Dr. Ted Morton from the University of Calgary did a tremendous paper on the constitutionality of Bill C-68. The government does not have a leg on which to stand. The Supreme Court does not have a leg on which to stand. To that end, the FSIN native group from Saskatchewan is challenging it. Eight provinces, three territories, everybody, is going to challenge this thing or not support it. This is a law to which nobody will adhere.
The justice minister said on March 21:
The criminal law is a blunt tool; it is only effective if it is applied consistently and if it reflects true social consensus on an issue.
That statement flies in the face of everything that is happening today. When he stood in the House this morning, why did he not say that what he said the other day and what he was saying today totally contradicted each other.

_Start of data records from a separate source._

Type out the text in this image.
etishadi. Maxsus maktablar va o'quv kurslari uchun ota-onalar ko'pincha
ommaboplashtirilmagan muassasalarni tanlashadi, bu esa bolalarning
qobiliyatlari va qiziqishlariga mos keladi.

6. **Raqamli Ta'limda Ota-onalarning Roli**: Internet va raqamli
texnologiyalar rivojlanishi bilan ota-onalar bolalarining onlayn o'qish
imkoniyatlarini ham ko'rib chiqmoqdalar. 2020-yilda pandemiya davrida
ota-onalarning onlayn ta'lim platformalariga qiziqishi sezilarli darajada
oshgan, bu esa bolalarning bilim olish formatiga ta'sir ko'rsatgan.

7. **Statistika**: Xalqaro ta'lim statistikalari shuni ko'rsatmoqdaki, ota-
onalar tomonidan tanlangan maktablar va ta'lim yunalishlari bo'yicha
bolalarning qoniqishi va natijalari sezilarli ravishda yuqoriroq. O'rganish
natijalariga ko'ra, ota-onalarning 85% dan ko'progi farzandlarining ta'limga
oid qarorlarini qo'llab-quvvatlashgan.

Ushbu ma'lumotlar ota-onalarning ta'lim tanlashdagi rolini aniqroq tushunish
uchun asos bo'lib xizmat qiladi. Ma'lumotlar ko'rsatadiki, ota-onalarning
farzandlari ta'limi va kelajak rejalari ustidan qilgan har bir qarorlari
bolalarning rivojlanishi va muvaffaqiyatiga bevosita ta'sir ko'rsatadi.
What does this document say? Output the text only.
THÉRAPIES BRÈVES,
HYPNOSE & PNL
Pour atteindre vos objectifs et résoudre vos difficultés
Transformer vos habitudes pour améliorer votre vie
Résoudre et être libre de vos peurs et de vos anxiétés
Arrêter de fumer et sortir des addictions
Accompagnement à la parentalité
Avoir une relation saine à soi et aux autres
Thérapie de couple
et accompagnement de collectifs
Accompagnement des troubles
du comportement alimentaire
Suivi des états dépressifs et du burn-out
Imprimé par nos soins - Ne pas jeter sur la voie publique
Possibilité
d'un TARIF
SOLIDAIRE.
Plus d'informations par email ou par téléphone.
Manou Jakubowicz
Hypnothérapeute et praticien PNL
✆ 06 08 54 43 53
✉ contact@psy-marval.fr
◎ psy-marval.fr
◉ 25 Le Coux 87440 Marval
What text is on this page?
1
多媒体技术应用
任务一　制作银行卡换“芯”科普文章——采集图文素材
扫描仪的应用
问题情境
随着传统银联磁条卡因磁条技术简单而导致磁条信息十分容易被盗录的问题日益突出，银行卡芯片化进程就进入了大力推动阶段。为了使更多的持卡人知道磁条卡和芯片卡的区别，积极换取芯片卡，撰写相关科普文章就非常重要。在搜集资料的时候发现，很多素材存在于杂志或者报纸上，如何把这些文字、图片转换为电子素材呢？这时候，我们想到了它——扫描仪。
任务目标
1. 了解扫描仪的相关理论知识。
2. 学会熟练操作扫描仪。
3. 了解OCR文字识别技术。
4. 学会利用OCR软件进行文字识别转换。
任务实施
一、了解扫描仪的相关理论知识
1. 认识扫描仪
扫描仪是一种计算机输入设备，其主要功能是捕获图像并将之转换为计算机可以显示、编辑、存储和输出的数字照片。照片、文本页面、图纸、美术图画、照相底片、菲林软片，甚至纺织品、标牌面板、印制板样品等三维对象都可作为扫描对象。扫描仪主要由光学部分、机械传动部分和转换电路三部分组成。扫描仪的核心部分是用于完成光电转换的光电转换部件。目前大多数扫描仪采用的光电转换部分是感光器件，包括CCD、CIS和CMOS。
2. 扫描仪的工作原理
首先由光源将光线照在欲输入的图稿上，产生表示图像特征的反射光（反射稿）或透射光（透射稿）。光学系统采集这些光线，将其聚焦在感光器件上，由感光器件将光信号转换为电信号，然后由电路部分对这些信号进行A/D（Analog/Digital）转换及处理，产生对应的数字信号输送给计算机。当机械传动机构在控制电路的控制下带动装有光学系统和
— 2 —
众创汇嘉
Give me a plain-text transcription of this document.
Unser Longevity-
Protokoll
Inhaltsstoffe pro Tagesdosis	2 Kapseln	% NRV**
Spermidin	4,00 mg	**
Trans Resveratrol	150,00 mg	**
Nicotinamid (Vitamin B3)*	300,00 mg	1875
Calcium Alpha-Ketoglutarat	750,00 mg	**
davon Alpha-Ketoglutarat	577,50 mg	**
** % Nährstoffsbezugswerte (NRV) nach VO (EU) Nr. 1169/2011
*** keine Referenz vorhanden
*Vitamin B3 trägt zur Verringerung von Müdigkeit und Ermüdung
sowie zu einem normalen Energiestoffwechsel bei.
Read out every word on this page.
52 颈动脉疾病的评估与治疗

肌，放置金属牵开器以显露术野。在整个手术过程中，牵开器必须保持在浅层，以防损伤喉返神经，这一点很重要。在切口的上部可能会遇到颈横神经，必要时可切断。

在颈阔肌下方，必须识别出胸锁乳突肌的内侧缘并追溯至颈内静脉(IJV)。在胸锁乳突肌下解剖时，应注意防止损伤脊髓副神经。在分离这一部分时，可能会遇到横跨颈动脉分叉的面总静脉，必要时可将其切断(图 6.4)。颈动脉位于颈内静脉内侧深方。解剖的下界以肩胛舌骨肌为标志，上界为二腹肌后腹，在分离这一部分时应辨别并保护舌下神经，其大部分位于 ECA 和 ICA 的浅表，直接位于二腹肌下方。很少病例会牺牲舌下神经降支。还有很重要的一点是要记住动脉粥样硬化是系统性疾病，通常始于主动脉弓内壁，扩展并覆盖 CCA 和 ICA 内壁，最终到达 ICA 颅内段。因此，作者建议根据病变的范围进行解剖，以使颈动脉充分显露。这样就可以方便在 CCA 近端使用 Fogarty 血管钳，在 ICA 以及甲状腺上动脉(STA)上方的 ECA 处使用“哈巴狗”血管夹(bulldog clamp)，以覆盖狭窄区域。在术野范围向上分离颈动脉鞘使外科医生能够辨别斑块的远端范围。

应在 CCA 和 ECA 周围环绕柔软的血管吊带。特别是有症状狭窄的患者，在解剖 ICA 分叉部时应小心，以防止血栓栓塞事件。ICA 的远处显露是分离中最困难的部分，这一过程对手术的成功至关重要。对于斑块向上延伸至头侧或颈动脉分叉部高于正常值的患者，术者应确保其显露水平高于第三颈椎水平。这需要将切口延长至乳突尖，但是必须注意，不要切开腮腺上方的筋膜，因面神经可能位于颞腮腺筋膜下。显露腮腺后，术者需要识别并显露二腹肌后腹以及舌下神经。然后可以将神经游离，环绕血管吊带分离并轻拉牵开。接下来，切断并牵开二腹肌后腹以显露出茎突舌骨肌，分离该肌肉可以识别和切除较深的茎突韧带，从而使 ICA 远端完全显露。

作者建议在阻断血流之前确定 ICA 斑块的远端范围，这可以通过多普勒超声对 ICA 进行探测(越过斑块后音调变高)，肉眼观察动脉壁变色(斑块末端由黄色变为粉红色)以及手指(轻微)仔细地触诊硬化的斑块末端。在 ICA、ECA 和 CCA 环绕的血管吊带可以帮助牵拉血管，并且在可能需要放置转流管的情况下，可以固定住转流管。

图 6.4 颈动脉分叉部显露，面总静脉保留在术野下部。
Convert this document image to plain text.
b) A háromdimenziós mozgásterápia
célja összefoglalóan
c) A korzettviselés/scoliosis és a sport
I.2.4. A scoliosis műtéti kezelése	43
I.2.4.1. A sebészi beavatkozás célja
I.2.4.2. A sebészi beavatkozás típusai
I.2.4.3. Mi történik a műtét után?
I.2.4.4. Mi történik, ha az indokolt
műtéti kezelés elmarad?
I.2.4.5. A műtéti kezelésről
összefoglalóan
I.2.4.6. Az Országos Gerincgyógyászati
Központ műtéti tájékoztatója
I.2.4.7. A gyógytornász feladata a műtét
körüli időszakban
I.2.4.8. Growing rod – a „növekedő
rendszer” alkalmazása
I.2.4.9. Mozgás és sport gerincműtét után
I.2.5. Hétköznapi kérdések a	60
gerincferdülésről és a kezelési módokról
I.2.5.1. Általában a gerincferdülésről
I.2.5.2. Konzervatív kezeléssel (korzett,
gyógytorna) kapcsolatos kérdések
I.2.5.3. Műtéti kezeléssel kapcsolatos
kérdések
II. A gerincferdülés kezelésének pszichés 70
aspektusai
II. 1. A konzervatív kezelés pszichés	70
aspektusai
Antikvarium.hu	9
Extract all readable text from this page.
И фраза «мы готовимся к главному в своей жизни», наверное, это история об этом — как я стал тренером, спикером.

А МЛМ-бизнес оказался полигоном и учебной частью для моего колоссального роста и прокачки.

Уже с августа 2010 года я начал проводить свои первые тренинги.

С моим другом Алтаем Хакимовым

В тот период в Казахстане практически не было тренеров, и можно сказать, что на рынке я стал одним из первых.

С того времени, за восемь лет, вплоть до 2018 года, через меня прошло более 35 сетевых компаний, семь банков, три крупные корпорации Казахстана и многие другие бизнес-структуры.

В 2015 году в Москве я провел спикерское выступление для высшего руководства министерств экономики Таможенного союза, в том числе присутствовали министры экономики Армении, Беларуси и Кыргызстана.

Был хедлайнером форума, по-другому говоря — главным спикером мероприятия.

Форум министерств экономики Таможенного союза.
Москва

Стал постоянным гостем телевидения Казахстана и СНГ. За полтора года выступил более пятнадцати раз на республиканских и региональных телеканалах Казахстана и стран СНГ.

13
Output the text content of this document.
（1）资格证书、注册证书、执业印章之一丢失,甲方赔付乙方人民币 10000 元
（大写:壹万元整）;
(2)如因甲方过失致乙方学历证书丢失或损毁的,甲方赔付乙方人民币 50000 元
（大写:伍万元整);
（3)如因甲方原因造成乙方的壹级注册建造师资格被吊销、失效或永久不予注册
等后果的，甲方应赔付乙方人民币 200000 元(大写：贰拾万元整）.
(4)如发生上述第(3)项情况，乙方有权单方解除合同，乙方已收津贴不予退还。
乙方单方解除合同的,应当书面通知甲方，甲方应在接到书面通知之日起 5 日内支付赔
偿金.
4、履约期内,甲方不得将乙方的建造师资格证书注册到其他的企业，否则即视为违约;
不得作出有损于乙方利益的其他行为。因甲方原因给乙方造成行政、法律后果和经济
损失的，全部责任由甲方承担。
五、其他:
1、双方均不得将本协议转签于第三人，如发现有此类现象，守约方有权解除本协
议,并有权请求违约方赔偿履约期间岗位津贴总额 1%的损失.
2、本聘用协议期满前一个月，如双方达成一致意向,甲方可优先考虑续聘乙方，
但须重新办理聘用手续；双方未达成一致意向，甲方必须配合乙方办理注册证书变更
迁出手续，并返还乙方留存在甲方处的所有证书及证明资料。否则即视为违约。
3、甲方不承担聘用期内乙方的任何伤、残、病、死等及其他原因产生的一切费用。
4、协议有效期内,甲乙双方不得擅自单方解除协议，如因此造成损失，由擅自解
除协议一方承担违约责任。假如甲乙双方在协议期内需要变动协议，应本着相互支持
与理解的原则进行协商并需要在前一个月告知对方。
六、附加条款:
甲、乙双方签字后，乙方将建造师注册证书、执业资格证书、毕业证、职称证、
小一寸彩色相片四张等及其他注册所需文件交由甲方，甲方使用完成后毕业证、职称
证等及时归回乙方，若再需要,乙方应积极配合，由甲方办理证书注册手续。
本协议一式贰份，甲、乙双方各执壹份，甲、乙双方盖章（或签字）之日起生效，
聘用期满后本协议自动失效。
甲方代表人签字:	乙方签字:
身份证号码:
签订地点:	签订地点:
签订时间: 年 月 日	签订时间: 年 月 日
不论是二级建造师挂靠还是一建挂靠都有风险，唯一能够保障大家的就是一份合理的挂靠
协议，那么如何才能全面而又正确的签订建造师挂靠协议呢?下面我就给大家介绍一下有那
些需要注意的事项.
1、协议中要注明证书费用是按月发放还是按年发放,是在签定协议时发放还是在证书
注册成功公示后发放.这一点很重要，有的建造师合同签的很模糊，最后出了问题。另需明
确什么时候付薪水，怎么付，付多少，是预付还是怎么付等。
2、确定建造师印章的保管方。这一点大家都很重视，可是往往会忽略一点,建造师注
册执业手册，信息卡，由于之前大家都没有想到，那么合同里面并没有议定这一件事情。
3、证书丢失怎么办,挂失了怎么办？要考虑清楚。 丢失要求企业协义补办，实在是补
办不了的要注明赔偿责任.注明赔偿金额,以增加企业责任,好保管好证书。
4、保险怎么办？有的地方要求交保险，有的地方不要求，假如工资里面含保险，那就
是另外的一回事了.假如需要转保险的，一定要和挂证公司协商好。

He does not know from where he is coming. He is trying to get a political answer to a policy situation that has no merit.
I invite Liberal backbenchers to stand up tonight and vote against this money. They should not hide. They should not absent themselves from the vote because their folks at home will know. The whip told Liberal members why they should vote for it. She said:
I think that when Canadians elect a Liberal government, they expect us to fulfill the policies on which we ran, and that means that those people who ran on those policies and supported the gun registry in two elections are expected to support it.
A lot of those Liberals were elected in spite of the gun registry. Some of them were darn close, 50 votes and so on like that. This is the issue that will drive that wedge. Thankfully, folks out there are waking up and they will demand accountability on their folks here tonight. If it brings down the government, because the Prime Minister decides it is a confidence motion, then so be it. The public does not have confidence in this issue. They may have supported it at a cost of $2 million, maybe even $100 million, but at $1 billion and climbing, there is no support for this.
There is no public safety because a piece of paper beside my firearm does not make it safe. The illicit trade of guns has gone sky high, and the police do not have the resources to catch up to it.
Editorials are popping up all across the country saying that this registry should be scrapped, that it is not worth saving. The Australians are a couple of years ahead of us on this. Here are the first year's results in Australia: homicides are up 3.2%; assaults are up 8.6%; and armed robberies are up 44%. In Victoria alone, homicides with firearms are now up 300%.
We had a handgun registry. We had a long gun registry during the wars and during uprisings. In 1950 the justice minister of the day, Stuart Garson, told Parliament that 45,000 handguns originally registered in 1939 could not be found. They were lost. I happen to have a couple of those now. I am standing here as a criminal because some bureaucrat somewhere lost my registration from years ago. If I go to re-register these guns, I will be told I am a criminal just because someone messed up on the paperwork on guns that I owned. I am ready to fight that one all the way.
While the ownership of ordinary rifles and shotguns continue to remain completely unregistered following World War II, homicide rates and suicide rates in the forties, fifties and sixties were actually lower than they are today.
There we have it. This is a totally failed program. The minister stands over there and he will never release the numbers. Even the other day he was asked and he said that he could not release them, but he did release them. His deputy minister released them in the Senate.
When the Auditor General says that Parliament has been left out and totally misled, this again reinforces it. The government will tell the Senate committee but it will not tell us in the House.